S11A-2748
Identification and Characterization of Earthquake Swarms in Southern California

Monday, 14 December 2015
Poster Hall (Moscone South)
Qiong Zhang, Scripps Institution of Oceanography, La Jolla, CA, United States and Peter M Shearer, University of California San Diego, La Jolla, CA, United States
Abstract:
Earthquake swarms are space-time clusters of seismicity that cannot easily be explained by typical aftershock behavior, and are likely triggered by external processes such as fluid migration and/or slow slip. However, swarm properties are not fully understood and how much swarm occurrence is related to the tectonic environment (e.g., heat flow, stressing rate) or source characteristics (e.g., focal mechanism, stress drop) is unclear. Systematic study of large numbers of swarms and their source properties should help to resolve these issues, but is hampered by the challenge of identifying swarms at a range of spatiotemporal scales from a large earthquake catalog.

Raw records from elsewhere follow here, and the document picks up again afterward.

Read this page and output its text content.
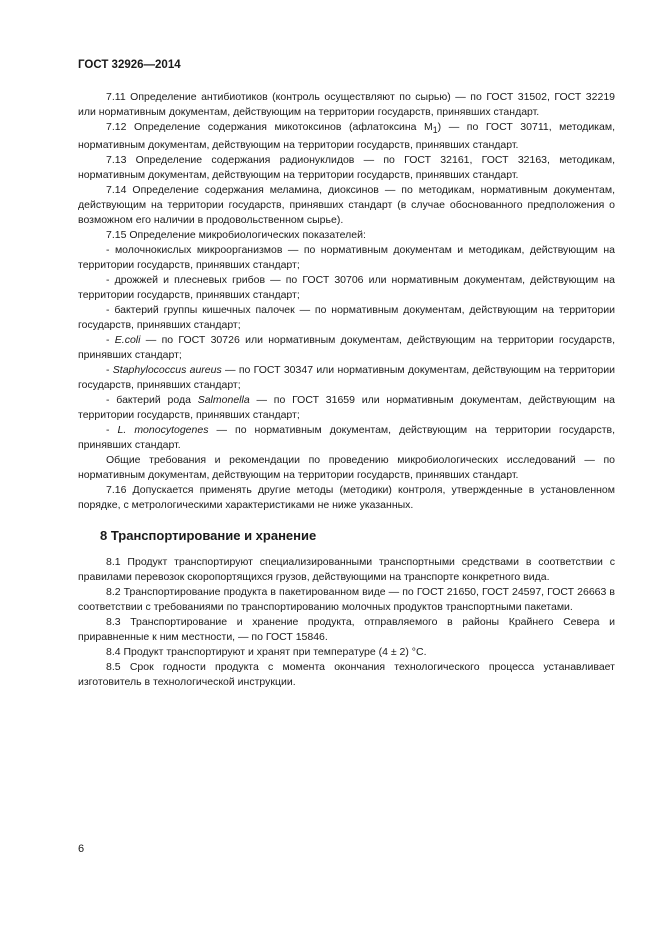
ГОСТ 32926—2014

7.11 Определение антибиотиков (контроль осуществляют по сырью) — по ГОСТ 31502, ГОСТ 32219 или нормативным документам, действующим на территории государств, принявших стандарт.

7.12 Определение содержания микотоксинов (афлатоксина $M_1$) — по ГОСТ 30711, методикам, нормативным документам, действующим на территории государств, принявших стандарт.

7.13 Определение содержания радионуклидов — по ГОСТ 32161, ГОСТ 32163, методикам, нормативным документам, действующим на территории государств, принявших стандарт.

7.14 Определение содержания меламина, диоксинов — по методикам, нормативным документам, действующим на территории государств, принявших стандарт (в случае обоснованного предположения о возможном его наличии в продовольственном сырье).

7.15 Определение микробиологических показателей:

- молочнокислых микроорганизмов — по нормативным документам и методикам, действующим на территории государств, принявших стандарт;

- дрожжей и плесневых грибов — по ГОСТ 30706 или нормативным документам, действующим на территории государств, принявших стандарт;

- бактерий группы кишечных палочек — по нормативным документам, действующим на территории государств, принявших стандарт;

- E.coli — по ГОСТ 30726 или нормативным документам, действующим на территории государств, принявших стандарт;

- Staphylococcus aureus — по ГОСТ 30347 или нормативным документам, действующим на территории государств, принявших стандарт;

- бактерий рода Salmonella — по ГОСТ 31659 или нормативным документам, действующим на территории государств, принявших стандарт;

- L. monocytogenes — по нормативным документам, действующим на территории государств, принявших стандарт.

Общие требования и рекомендации по проведению микробиологических исследований — по нормативным документам, действующим на территории государств, принявших стандарт.

7.16 Допускается применять другие методы (методики) контроля, утвержденные в установленном порядке, с метрологическими характеристиками не ниже указанных.

8 Транспортирование и хранение

8.1 Продукт транспортируют специализированными транспортными средствами в соответствии с правилами перевозок скоропортящихся грузов, действующими на транспорте конкретного вида.

8.2 Транспортирование продукта в пакетированном виде — по ГОСТ 21650, ГОСТ 24597, ГОСТ 26663 в соответствии с требованиями по транспортированию молочных продуктов транспортными пакетами.

8.3 Транспортирование и хранение продукта, отправляемого в районы Крайнего Севера и приравненные к ним местности, — по ГОСТ 15846.

8.4 Продукт транспортируют и хранят при температуре (4 ± 2) °С.

8.5 Срок годности продукта с момента окончания технологического процесса устанавливает изготовитель в технологической инструкции.

6
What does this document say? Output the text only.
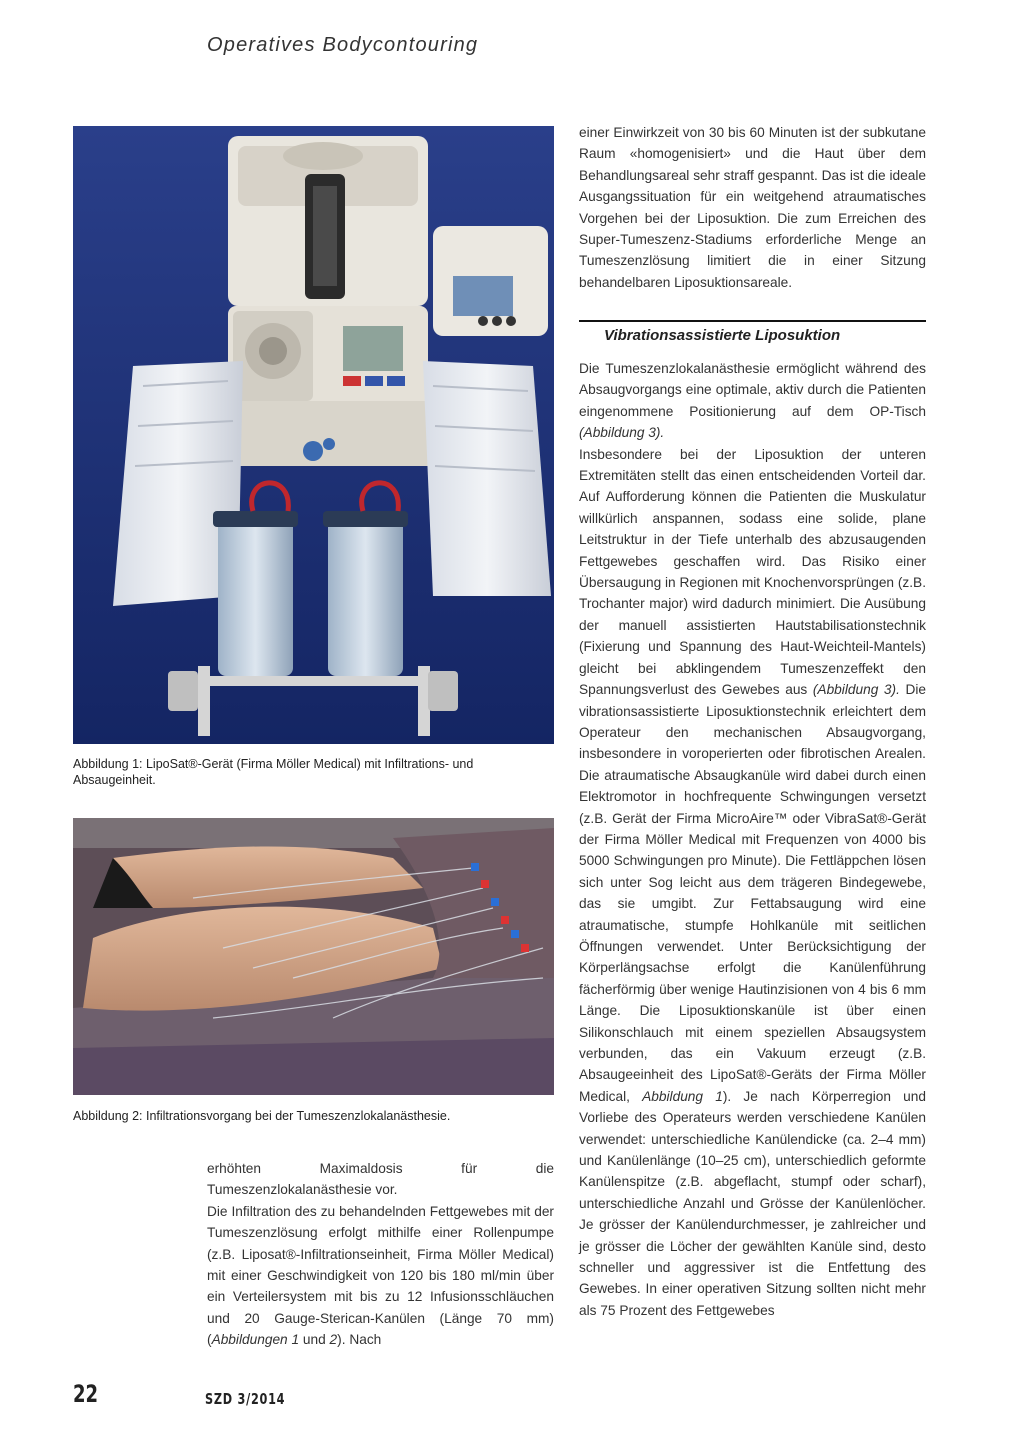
Operatives Bodycontouring
Abbildung 1: LipoSat®-Gerät (Firma Möller Medical) mit Infiltrations- und Absaugeinheit.
Abbildung 2: Infiltrationsvorgang bei der Tumeszenzlokalanästhesie.

erhöhten Maximaldosis für die Tumeszenzlokalanästhesie vor.

Die Infiltration des zu behandelnden Fettgewebes mit der Tumeszenzlösung erfolgt mithilfe einer Rollenpumpe (z.B. Liposat®-Infiltrationseinheit, Firma Möller Medical) mit einer Geschwindigkeit von 120 bis 180 ml/min über ein Verteilersystem mit bis zu 12 Infusionsschläuchen und 20 Gauge-Sterican-Kanülen (Länge 70 mm) (Abbildungen 1 und 2). Nach

einer Einwirkzeit von 30 bis 60 Minuten ist der subkutane Raum «homogenisiert» und die Haut über dem Behandlungsareal sehr straff gespannt. Das ist die ideale Ausgangssituation für ein weitgehend atraumatisches Vorgehen bei der Liposuktion. Die zum Erreichen des Super-Tumeszenz-Stadiums erforderliche Menge an Tumeszenzlösung limitiert die in einer Sitzung behandelbaren Liposuktionsareale.

Vibrationsassistierte Liposuktion

Die Tumeszenzlokalanästhesie ermöglicht während des Absaugvorgangs eine optimale, aktiv durch die Patienten eingenommene Positionierung auf dem OP-Tisch (Abbildung 3).

Insbesondere bei der Liposuktion der unteren Extremitäten stellt das einen entscheidenden Vorteil dar. Auf Aufforderung können die Patienten die Muskulatur willkürlich anspannen, sodass eine solide, plane Leitstruktur in der Tiefe unterhalb des abzusaugenden Fettgewebes geschaffen wird. Das Risiko einer Übersaugung in Regionen mit Knochenvorsprüngen (z.B. Trochanter major) wird dadurch minimiert. Die Ausübung der manuell assistierten Hautstabilisationstechnik (Fixierung und Spannung des Haut-Weichteil-Mantels) gleicht bei abklingendem Tumeszenzeffekt den Spannungsverlust des Gewebes aus (Abbildung 3). Die vibrationsassistierte Liposuktionstechnik erleichtert dem Operateur den mechanischen Absaugvorgang, insbesondere in voroperierten oder fibrotischen Arealen. Die atraumatische Absaugkanüle wird dabei durch einen Elektromotor in hochfrequente Schwingungen versetzt (z.B. Gerät der Firma MicroAire™ oder VibraSat®-Gerät der Firma Möller Medical mit Frequenzen von 4000 bis 5000 Schwingungen pro Minute). Die Fettläppchen lösen sich unter Sog leicht aus dem trägeren Bindegewebe, das sie umgibt. Zur Fettabsaugung wird eine atraumatische, stumpfe Hohlkanüle mit seitlichen Öffnungen verwendet. Unter Berücksichtigung der Körperlängsachse erfolgt die Kanülenführung fächerförmig über wenige Hautinzisionen von 4 bis 6 mm Länge. Die Liposuktionskanüle ist über einen Silikonschlauch mit einem speziellen Absaugsystem verbunden, das ein Vakuum erzeugt (z.B. Absaugeeinheit des LipoSat®-Geräts der Firma Möller Medical, Abbildung 1). Je nach Körperregion und Vorliebe des Operateurs werden verschiedene Kanülen verwendet: unterschiedliche Kanülendicke (ca. 2–4 mm) und Kanülenlänge (10–25 cm), unterschiedlich geformte Kanülenspitze (z.B. abgeflacht, stumpf oder scharf), unterschiedliche Anzahl und Grösse der Kanülenlöcher. Je grösser der Kanülendurchmesser, je zahlreicher und je grösser die Löcher der gewählten Kanüle sind, desto schneller und aggressiver ist die Entfettung des Gewebes. In einer operativen Sitzung sollten nicht mehr als 75 Prozent des Fettgewebes

22	SZD 3/2014
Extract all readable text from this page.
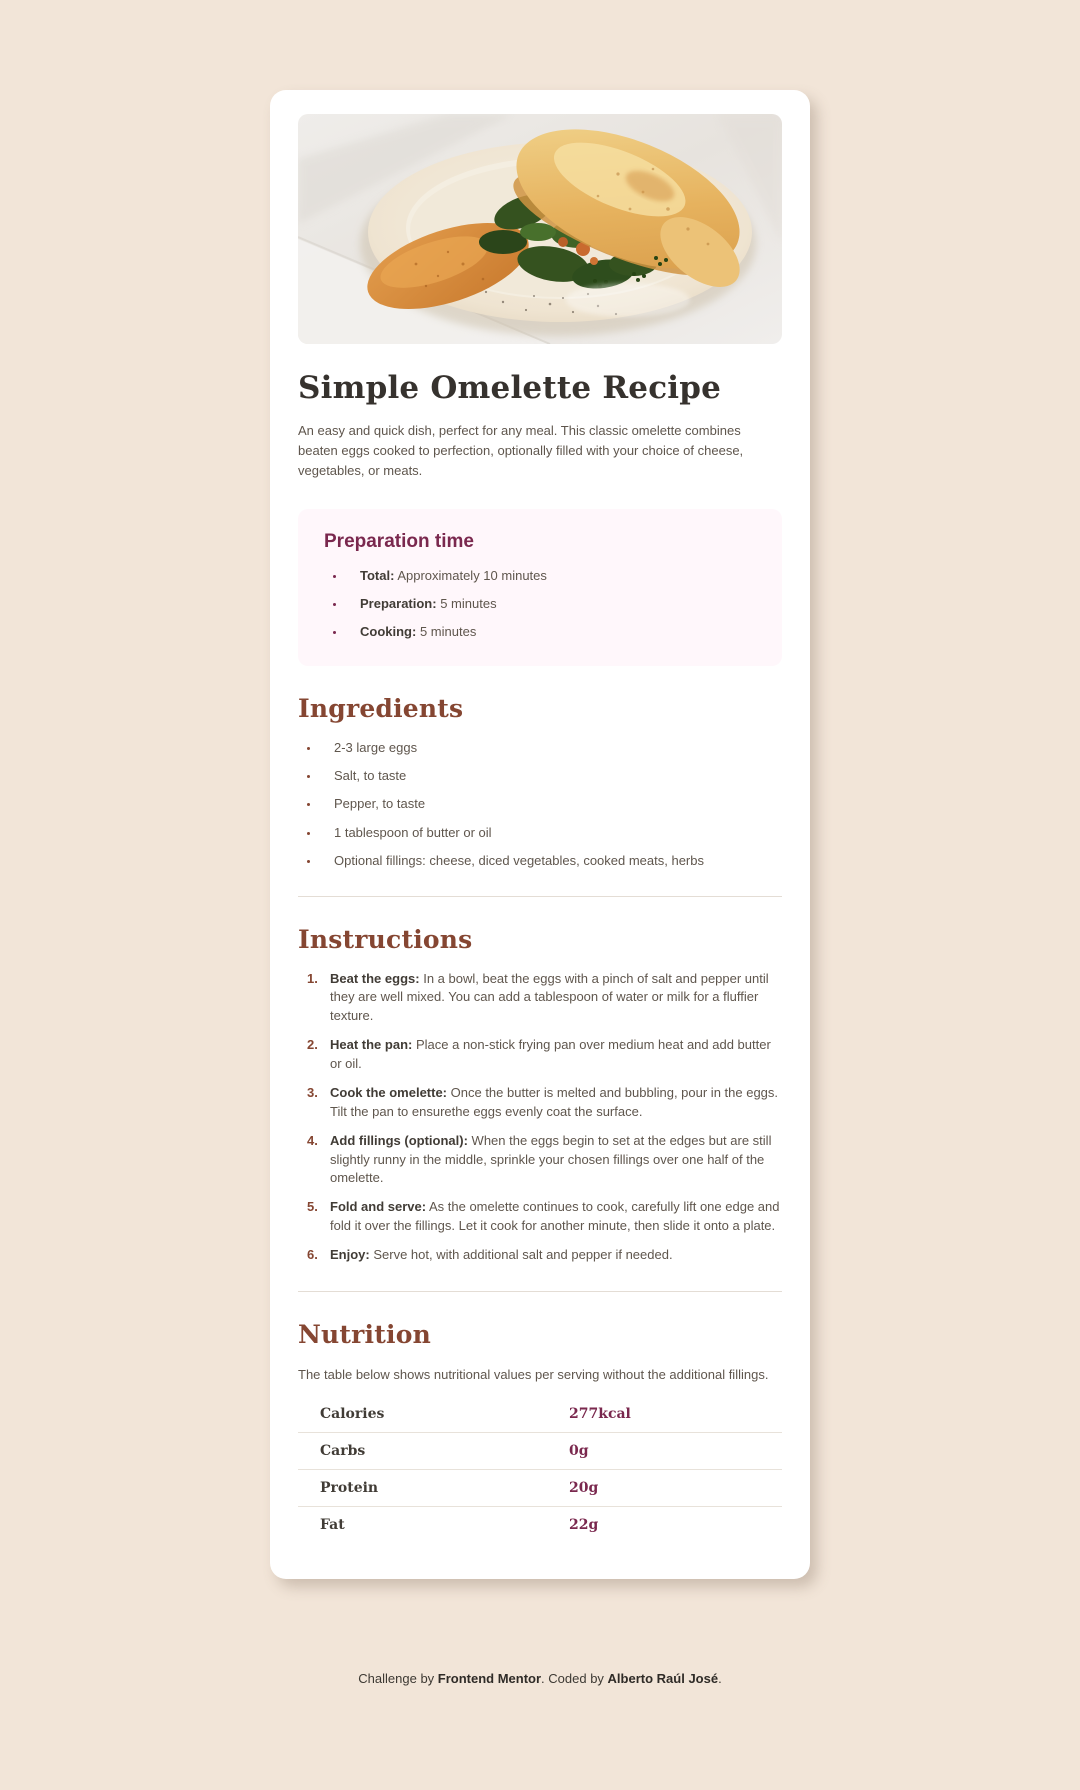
Simple Omelette Recipe

An easy and quick dish, perfect for any meal. This classic omelette combines beaten eggs cooked to perfection, optionally filled with your choice of cheese, vegetables, or meats.

Preparation time
• Total: Approximately 10 minutes
• Preparation: 5 minutes
• Cooking: 5 minutes
Ingredients
• 2-3 large eggs
• Salt, to taste
• Pepper, to taste
• 1 tablespoon of butter or oil
• Optional fillings: cheese, diced vegetables, cooked meats, herbs
Instructions
Beat the eggs: In a bowl, beat the eggs with a pinch of salt and pepper until they are well mixed. You can add a tablespoon of water or milk for a fluffier texture.
Heat the pan: Place a non-stick frying pan over medium heat and add butter or oil.
Cook the omelette: Once the butter is melted and bubbling, pour in the eggs. Tilt the pan to ensurethe eggs evenly coat the surface.
Add fillings (optional): When the eggs begin to set at the edges but are still slightly runny in the middle, sprinkle your chosen fillings over one half of the omelette.
Fold and serve: As the omelette continues to cook, carefully lift one edge and fold it over the fillings. Let it cook for another minute, then slide it onto a plate.
Enjoy: Serve hot, with additional salt and pepper if needed.
Nutrition

The table below shows nutritional values per serving without the additional fillings.

Calories	277kcal
Carbs	0g
Protein	20g
Fat	22g
Challenge by Frontend Mentor. Coded by Alberto Raúl José.
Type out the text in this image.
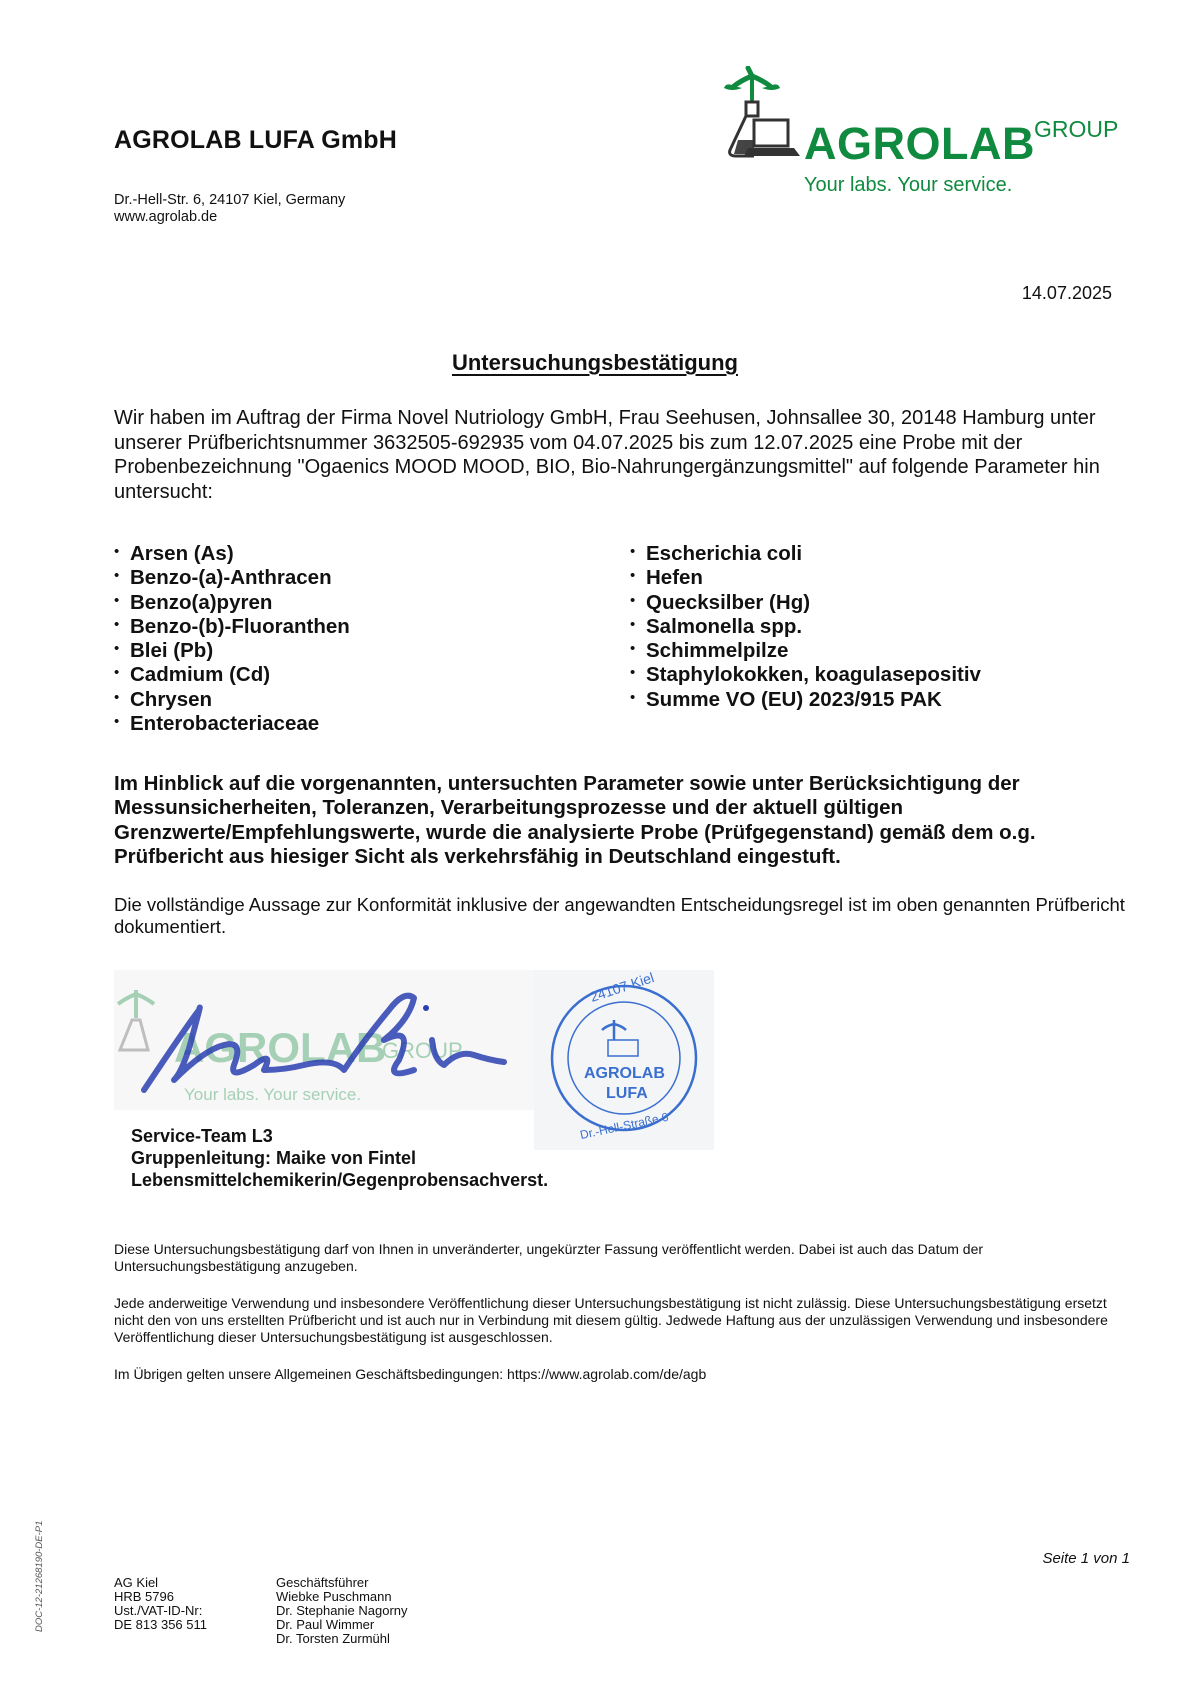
AGROLAB LUFA GmbH
Dr.-Hell-Str. 6, 24107 Kiel, Germany
www.agrolab.de
AGROLAB GROUP
Your labs. Your service.
14.07.2025
Untersuchungsbestätigung
Wir haben im Auftrag der Firma Novel Nutriology GmbH, Frau Seehusen, Johnsallee 30, 20148 Hamburg unter unserer Prüfberichtsnummer 3632505-692935 vom 04.07.2025 bis zum 12.07.2025 eine Probe mit der Probenbezeichnung "Ogaenics MOOD MOOD, BIO, Bio-Nahrungergänzungsmittel" auf folgende Parameter hin untersucht:
• Arsen (As)
• Benzo-(a)-Anthracen
• Benzo(a)pyren
• Benzo-(b)-Fluoranthen
• Blei (Pb)
• Cadmium (Cd)
• Chrysen
• Enterobacteriaceae
• Escherichia coli
• Hefen
• Quecksilber (Hg)
• Salmonella spp.
• Schimmelpilze
• Staphylokokken, koagulasepositiv
• Summe VO (EU) 2023/915 PAK
Im Hinblick auf die vorgenannten, untersuchten Parameter sowie unter Berücksichtigung der Messunsicherheiten, Toleranzen, Verarbeitungsprozesse und der aktuell gültigen Grenzwerte/Empfehlungswerte, wurde die analysierte Probe (Prüfgegenstand) gemäß dem o.g. Prüfbericht aus hiesiger Sicht als verkehrsfähig in Deutschland eingestuft.
Die vollständige Aussage zur Konformität inklusive der angewandten Entscheidungsregel ist im oben genannten Prüfbericht dokumentiert.
AGROLAB
GROUP
Your labs. Your service.
24107 Kiel
AGROLAB
LUFA
Dr.-Hell-Straße 6
Service-Team L3
Gruppenleitung: Maike von Fintel
Lebensmittelchemikerin/Gegenprobensachverst.
Diese Untersuchungsbestätigung darf von Ihnen in unveränderter, ungekürzter Fassung veröffentlicht werden. Dabei ist auch das Datum der Untersuchungsbestätigung anzugeben.
Jede anderweitige Verwendung und insbesondere Veröffentlichung dieser Untersuchungsbestätigung ist nicht zulässig. Diese Untersuchungsbestätigung ersetzt nicht den von uns erstellten Prüfbericht und ist auch nur in Verbindung mit diesem gültig. Jedwede Haftung aus der unzulässigen Verwendung und insbesondere Veröffentlichung dieser Untersuchungsbestätigung ist ausgeschlossen.
Im Übrigen gelten unsere Allgemeinen Geschäftsbedingungen: https://www.agrolab.com/de/agb
DOC-12-21268190-DE-P1	Seite 1 von 1
AG Kiel
HRB 5796
Ust./VAT-ID-Nr:
DE 813 356 511
Geschäftsführer
Wiebke Puschmann
Dr. Stephanie Nagorny
Dr. Paul Wimmer
Dr. Torsten Zurmühl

We have developed a new method to search for clusters by comparing the number of neighboring events to the background events in scalable space/time windows, similar to the idea of STA/LTA algorithms, and then discriminating swarms from aftershock clustering. We first apply this method to the San Jacinto Fault Zone (SJFZ) and find ten times more swarms than a previous study using fixed spatiotemporal windows. The most striking spatial pattern of our identified swarm events is a higher fraction of swarms at the northern and southern ends of the SJFZ than its central segment, which correlates with an increased proportion of normal faulting earthquakes. We then apply our method to search the entire southern California catalog of 433,737 events with M ≥ 1 from 1981 to 2014. Preliminary results indicate that swarms are heterogeneously distributed in space and time, but that higher swarm rates are generally found in regions of normal faulting. We will explore other swarm properties, such as event stress drops, spatial migration behavior, distribution of moment release, and relation to foreshock sequences in order to better understand the driving physical mechanisms of swarms and improve earthquake forecasts.